Taekwondo’s complementary emphases on exercise, self-defense, service to community and respect for others make it appealing to a broad spectrum of the American public. There are literally thousands of Taekwondo schools and studios in the United States. In most suburban areas you will be able to find a mix of licensed academies available that teach the American Taekwondo Association, the International Taekwondo Federation (ITF), to the International Taekwondo Association styles. Many of those schools are already listed on this website and you can find ones nearest to you by beginning a search for schools in your area now.
Almost every weekend, there is a Taekwondo tournament taking place somewhere in America where students of all ages, belt ranks and ability levels compete against their peers in sanctioned, regulated competitions that promote camaraderie, personal accomplishment and team spirit.
Safety is paramount in a Taekwondo academy, nowhere more so than in the children’s classes, and with the lower-ranked belts of any age. All sports or exercise activities carry with them the statistical possible of injury, but the structured environment of a Taekwondo school keeps that number far lower than other similar activities, with most of the injuries reported being bruises.
In addition to the strict supervision of the trained martial arts instructors, special padded combat gear is required with any activity that includes peer-to-peer physical contact. The required protective gear includes hand and foot protection, a chest plate, cup, mouth guard, and specially-fitted sparring helmet when appropriate.
Taekwondo academies offer a wide variety of classes, from beginning karate for kids, that tend to offer a generous instructor-to-student ratio for the one-on-one instruction necessary when dealing with the youngest future martial artists, to adult classes for everyone regardless of previous experience, age, background, personal challenges or individual goals for attending Taekwondo classes.
One needn’t be a trained athlete—or want your child to be one—in order to benefit from the physical and philosophical instruction that is at the heart of Taekwondo. If you are looking for a martial arts program to help instill self-confidence, strength not just of body but of character, and discipline in yourself or a loved one, Taekwondo offers a clear path from wherever you begin, to that honorable end goal. Find a Taekwondo school near you now.
Taekwondo, loosely meaning, “The way of the foot and the hand,” is a martial art form that focuses on kicking and striking techniques. It originated in Korea and was used by the military as a system of hand-to-hand combat and self-defense. Taekwondo, also known as Tae Kwon-Do, TaeKwonDo and Taekwon-Do, has become greatly popular in the west as a form of exercise and fitness.

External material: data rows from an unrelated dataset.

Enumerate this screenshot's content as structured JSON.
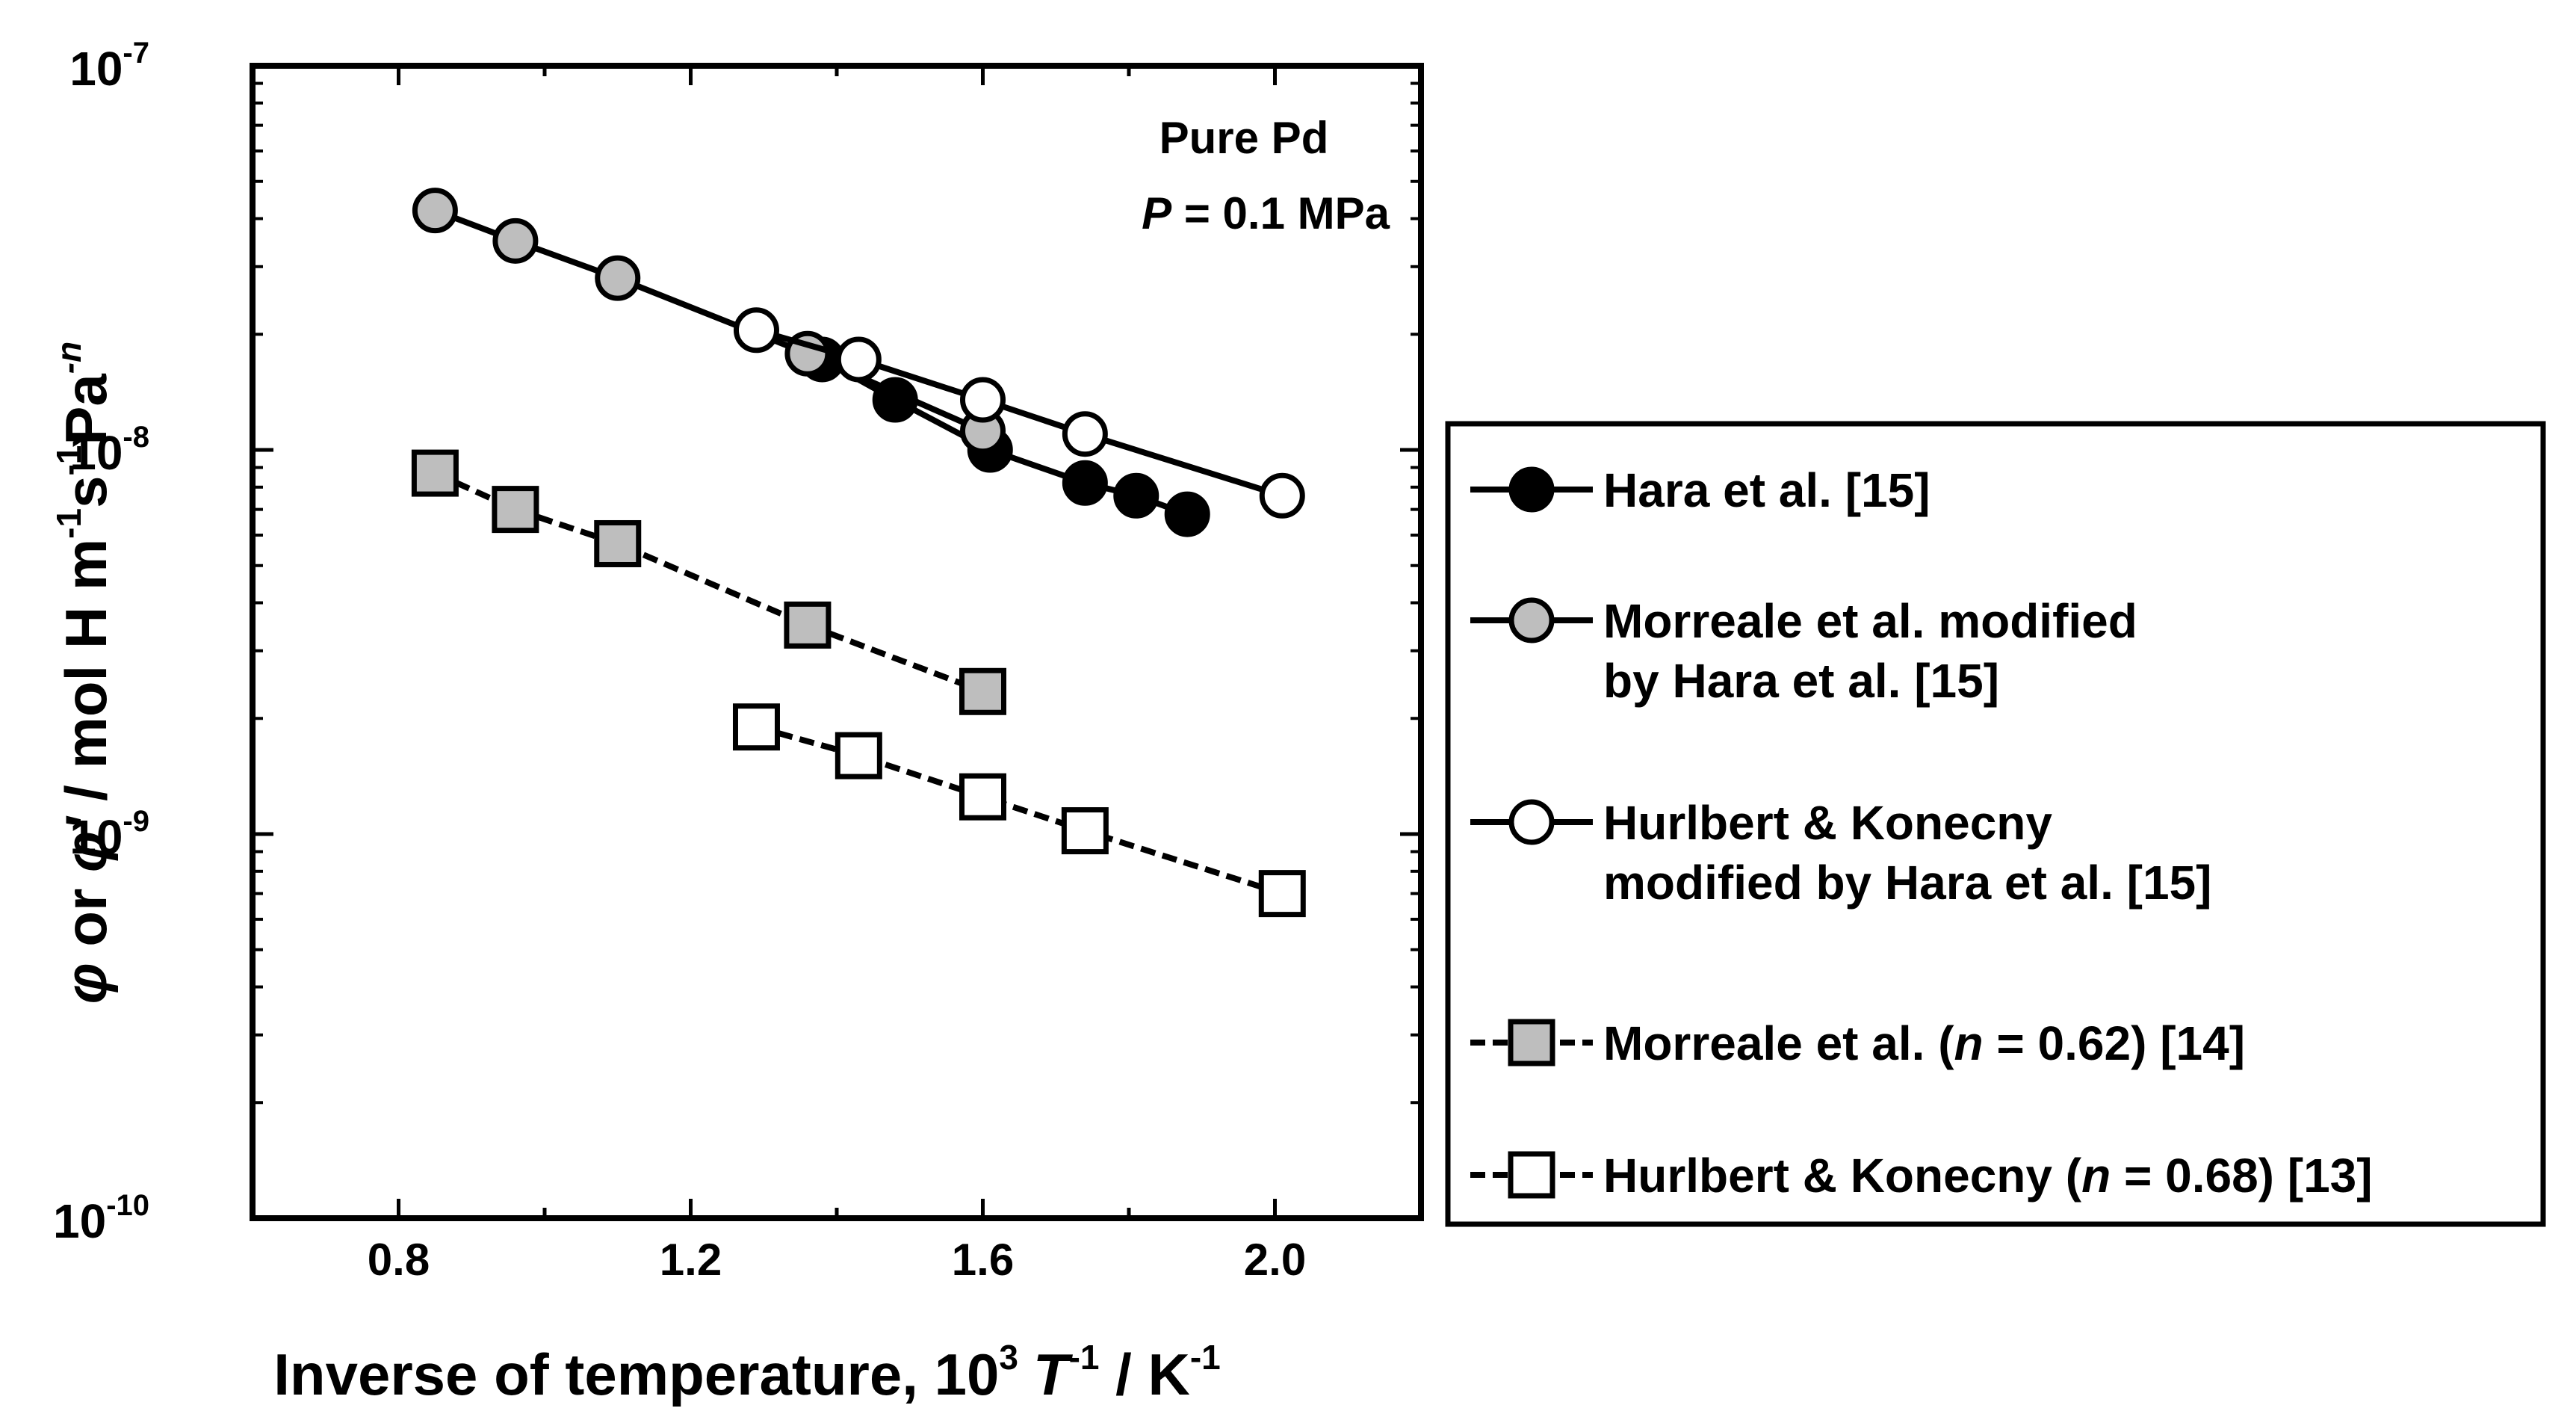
{
  "chart_data": {
    "type": "scatter",
    "title": "",
    "xlabel": {
      "prefix": "Inverse of temperature, 10",
      "power": "3",
      "var": "T",
      "var_power": "-1",
      "unit": " / K",
      "unit_power": "-1"
    },
    "ylabel": {
      "sym1": "φ",
      "or": " or ",
      "sym2": "φ'",
      "unit": " / mol H  m",
      "p1": "-1",
      "s": "s",
      "p2": "-1",
      "pa": "Pa",
      "p3": "-n"
    },
    "xlim": [
      0.6,
      2.2
    ],
    "ylim": [
      1e-10,
      1e-07
    ],
    "yscale": "log",
    "grid": false,
    "x_ticks": [
      "0.8",
      "1.2",
      "1.6",
      "2.0"
    ],
    "x_tick_values": [
      0.8,
      1.2,
      1.6,
      2.0
    ],
    "y_ticks": [
      {
        "base": "10",
        "exp": "-7",
        "value": 1e-07
      },
      {
        "base": "10",
        "exp": "-8",
        "value": 1e-08
      },
      {
        "base": "10",
        "exp": "-9",
        "value": 1e-09
      },
      {
        "base": "10",
        "exp": "-10",
        "value": 1e-10
      }
    ],
    "annotation": {
      "line1": "Pure Pd",
      "line2_var": "P",
      "line2_rest": " = 0.1 MPa"
    },
    "legend_position": "right-outside",
    "series": [
      {
        "name": "Hara et al. [15]",
        "legend_lines": [
          {
            "text": "Hara et al. [15]"
          }
        ],
        "marker": "circle",
        "fill": "#000000",
        "line": "solid",
        "x": [
          1.38,
          1.48,
          1.61,
          1.74,
          1.81,
          1.88
        ],
        "y": [
          1.72e-08,
          1.35e-08,
          1e-08,
          8.2e-09,
          7.6e-09,
          6.8e-09
        ]
      },
      {
        "name": "Morreale et al. modified by Hara et al. [15]",
        "legend_lines": [
          {
            "text": "Morreale et al. modified"
          },
          {
            "text": "by Hara et al. [15]"
          }
        ],
        "marker": "circle",
        "fill": "#bebebe",
        "line": "solid",
        "x": [
          0.85,
          0.96,
          1.1,
          1.36,
          1.6
        ],
        "y": [
          4.2e-08,
          3.5e-08,
          2.8e-08,
          1.78e-08,
          1.12e-08
        ]
      },
      {
        "name": "Hurlbert & Konecny modified by Hara et al. [15]",
        "legend_lines": [
          {
            "text": "Hurlbert & Konecny"
          },
          {
            "text": "modified by Hara et al. [15]"
          }
        ],
        "marker": "circle",
        "fill": "#ffffff",
        "line": "solid",
        "x": [
          1.29,
          1.43,
          1.6,
          1.74,
          2.01
        ],
        "y": [
          2.05e-08,
          1.72e-08,
          1.35e-08,
          1.1e-08,
          7.6e-09
        ]
      },
      {
        "name": "Morreale et al. (n = 0.62) [14]",
        "legend_lines": [
          {
            "pre": "Morreale et al. (",
            "it": "n",
            "post": " = 0.62) [14]"
          }
        ],
        "marker": "square",
        "fill": "#bebebe",
        "line": "dashed",
        "x": [
          0.85,
          0.96,
          1.1,
          1.36,
          1.6
        ],
        "y": [
          8.7e-09,
          7e-09,
          5.7e-09,
          3.5e-09,
          2.35e-09
        ]
      },
      {
        "name": "Hurlbert & Konecny (n = 0.68) [13]",
        "legend_lines": [
          {
            "pre": "Hurlbert & Konecny (",
            "it": "n",
            "post": " = 0.68) [13]"
          }
        ],
        "marker": "square",
        "fill": "#ffffff",
        "line": "dashed",
        "x": [
          1.29,
          1.43,
          1.6,
          1.74,
          2.01
        ],
        "y": [
          1.9e-09,
          1.6e-09,
          1.25e-09,
          1.02e-09,
          7e-10
        ]
      }
    ]
  }
}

It was originally developed in the 1940’s via a collaborative effort between a number of martial art masters and features influences of Okinawan Karate, Subak and Taekkyeon.
Taekwondo has been an Olympic sport since 2000. In fact, Taekwondo is the only martial art other than Judo to be an Olympic Sport and for this reason, is a popular choice of training for martial art enthusiasts interested in competing professionally. As with any sport, however, Taekwondo begins with training and students will find themselves learning a suite of kicks, open-handed strikes, take-down moves, joint locks, throws, punches and grappling techniques.
Different colored belts signify the level of achievement and skill in Taekwondo. Many Taekwondo schools, classes and academies also make use of equipment to help train students.